Vendo bem, o que aconteceu durante toda a história da humanidade, podemos dizer que os Judeus não são o povo mais querido do planeta (assim como os americanos). Não quero parecer sectarista, nem defender os palestinos com seus homens-bombas. Quero propor uma nova forma de se pensar aqui.
Todos sabemos do genocídio feito pelos nazistas, aquele lance todo dos 6 milhões de Judeus mortos por Hitler, e de certa forma, damos muito valor aos número aqui, não é? Mas, o que são números, quando se trata de pessoas? Que diferença faz se foram 6 ou 5 milhões? Foram pessoas que morreram! Homens, mulheres, crianças. Exatamente como, hoje, morrem homens, mulheres e crianças palestinas. E que diferença faz se foram palestinos, judeus, japoneses, coreanos, americanos, brasileiros? Ainda são pessoas. Ou não?
Agora, se vamos falar de números, falemos de números então.
Durante a Segunda Guerra Mundial o "saldo" - se podemos falar assim - de mortos foi de 50 milhões de pessoas. Só no Japão, a estimativa de mortos na explosão das bombas atômicas varia de 140 mil e 220 mil - isso, meus caros, sem contar as mortes posteriores devido aos efeitos da radiação. É um número alto, considerando que 90% dessas pessoas eram civis já solapados pela fome, frio, doenças, falta de médicos, de remédios, de esperança e, considerando também o tamanho das ilhas niponicas. Na Rússia foram 18 milhões de pessoas mortas - diga-se de passagem esse número é três vezes maior do que o número de Judeus mortos nos campos- isso inclui civis e militares. Na polônia foram 5,8 milhões; na Alemanha (tão temida nazista) forma 4,2 milhões. Somando todos os outros povos com números não tão significantes, temos no final da Segunda Guerra 50 milhões de mortos. 50 Milhões de pessoas!!!
Agora, vamos dar dados mais modernos. Na Chechenia, durante os anos de 1994 e 1996, morreram aproximadamente 35 mil civis chehcenos, 7.500 militares russos, 4 mil combatentes chechenos e, além dessa mortandade toda, estima-se que de 80 a 100 mil civis chechenos tenham sido assassinadas. Na guerra do Vietnã, foram de 3 a 4 milhões de vietnamitas (dos dois lados) que morreram, 2 milhões de cambojanos e laoianos e 50 mil soldados americanos mortos.

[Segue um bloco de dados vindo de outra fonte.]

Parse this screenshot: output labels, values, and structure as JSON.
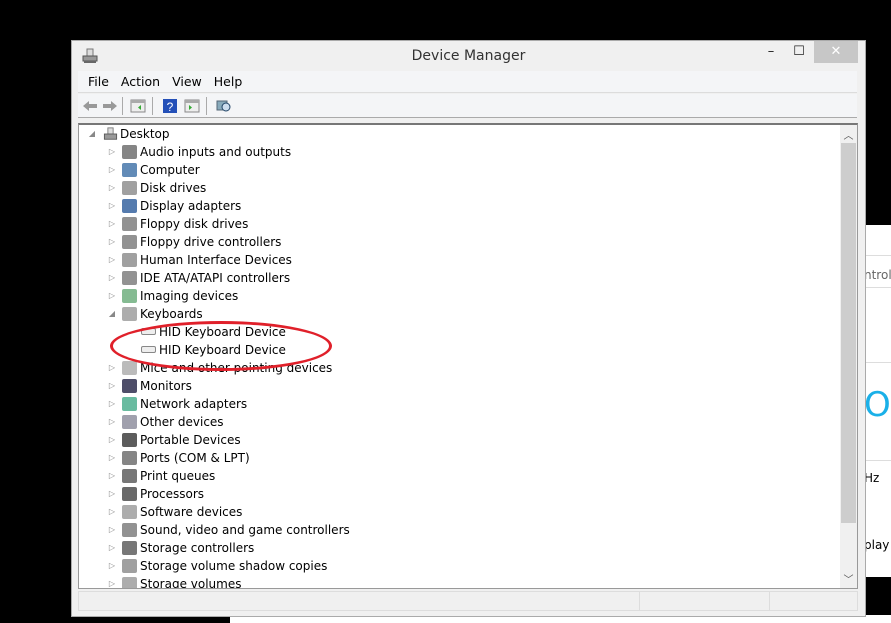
{
  "window": {
    "title": "Device Manager",
    "minimize": "–",
    "maximize": "☐",
    "close": "✕"
  },
  "menu": [
    "File",
    "Action",
    "View",
    "Help"
  ],
  "toolbar": [
    "back-icon",
    "forward-icon",
    "show-hide-console-tree-icon",
    "help-icon",
    "action-pane-icon",
    "scan-hardware-icon"
  ],
  "tree": {
    "root": "Desktop",
    "items": [
      {
        "label": "Audio inputs and outputs",
        "icon": "speaker-icon"
      },
      {
        "label": "Computer",
        "icon": "computer-icon"
      },
      {
        "label": "Disk drives",
        "icon": "disk-icon"
      },
      {
        "label": "Display adapters",
        "icon": "display-icon"
      },
      {
        "label": "Floppy disk drives",
        "icon": "floppy-icon"
      },
      {
        "label": "Floppy drive controllers",
        "icon": "controller-icon"
      },
      {
        "label": "Human Interface Devices",
        "icon": "hid-icon"
      },
      {
        "label": "IDE ATA/ATAPI controllers",
        "icon": "ide-icon"
      },
      {
        "label": "Imaging devices",
        "icon": "camera-icon"
      },
      {
        "label": "Keyboards",
        "icon": "keyboard-icon",
        "expanded": true,
        "children": [
          "HID Keyboard Device",
          "HID Keyboard Device"
        ]
      },
      {
        "label": "Mice and other pointing devices",
        "icon": "mouse-icon"
      },
      {
        "label": "Monitors",
        "icon": "monitor-icon"
      },
      {
        "label": "Network adapters",
        "icon": "network-icon"
      },
      {
        "label": "Other devices",
        "icon": "unknown-device-icon"
      },
      {
        "label": "Portable Devices",
        "icon": "portable-icon"
      },
      {
        "label": "Ports (COM & LPT)",
        "icon": "port-icon"
      },
      {
        "label": "Print queues",
        "icon": "printer-icon"
      },
      {
        "label": "Processors",
        "icon": "processor-icon"
      },
      {
        "label": "Software devices",
        "icon": "software-icon"
      },
      {
        "label": "Sound, video and game controllers",
        "icon": "sound-icon"
      },
      {
        "label": "Storage controllers",
        "icon": "storage-controller-icon"
      },
      {
        "label": "Storage volume shadow copies",
        "icon": "shadow-copy-icon"
      },
      {
        "label": "Storage volumes",
        "icon": "volume-icon"
      }
    ]
  },
  "background_window": {
    "texts": [
      "ntrol",
      "O",
      "Hz",
      "play"
    ]
  },
  "colors": {
    "annotation": "#e0202a",
    "accent": "#1ab0e8"
  }
}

Façam as contas e vejam que os números ficam insiginificantes diante disso.
Na Africa, 11 mil crianças morrem de fome por dia, esse número, quando tornado mundial nos mostra que 1 em cada 7 pessoas morre de fome. 1,3 bilhões de pessoas não tem água para beber.

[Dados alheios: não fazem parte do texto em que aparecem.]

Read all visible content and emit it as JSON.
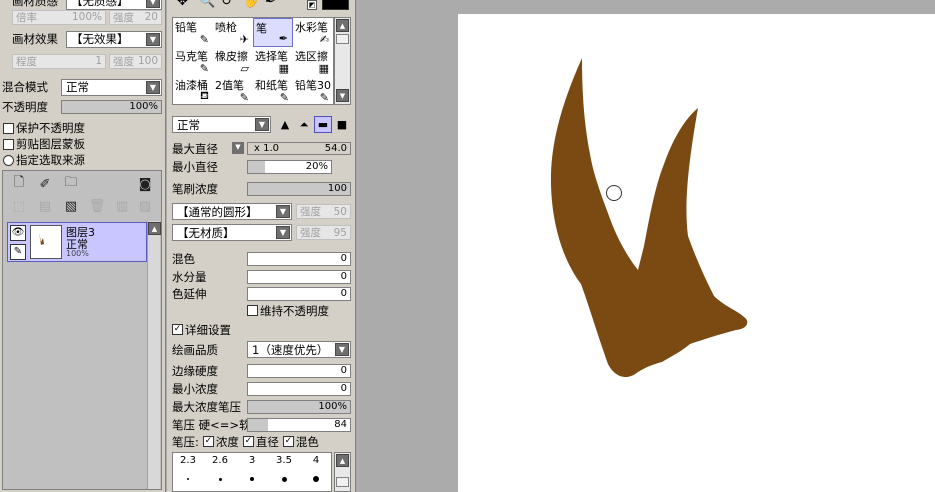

Acho que já mostrei a insignificância dos números aqui. O que eu quero dizer agora é que: se déssemos a toda nação - que teve mortos em algum conflito qualquer - o direito a se defender e a dizimar alguma outra não estaríamos mais aqui! O que os Judeus fazem não é certo. Além de seu poder bélico ser superior, eles insistem nessa guerra infinita à decadas. Não defendo os terrostitas do Hamas, mas vejam bem e ponderem. Nossa própria televisão nos coloca do lado dos Judeus.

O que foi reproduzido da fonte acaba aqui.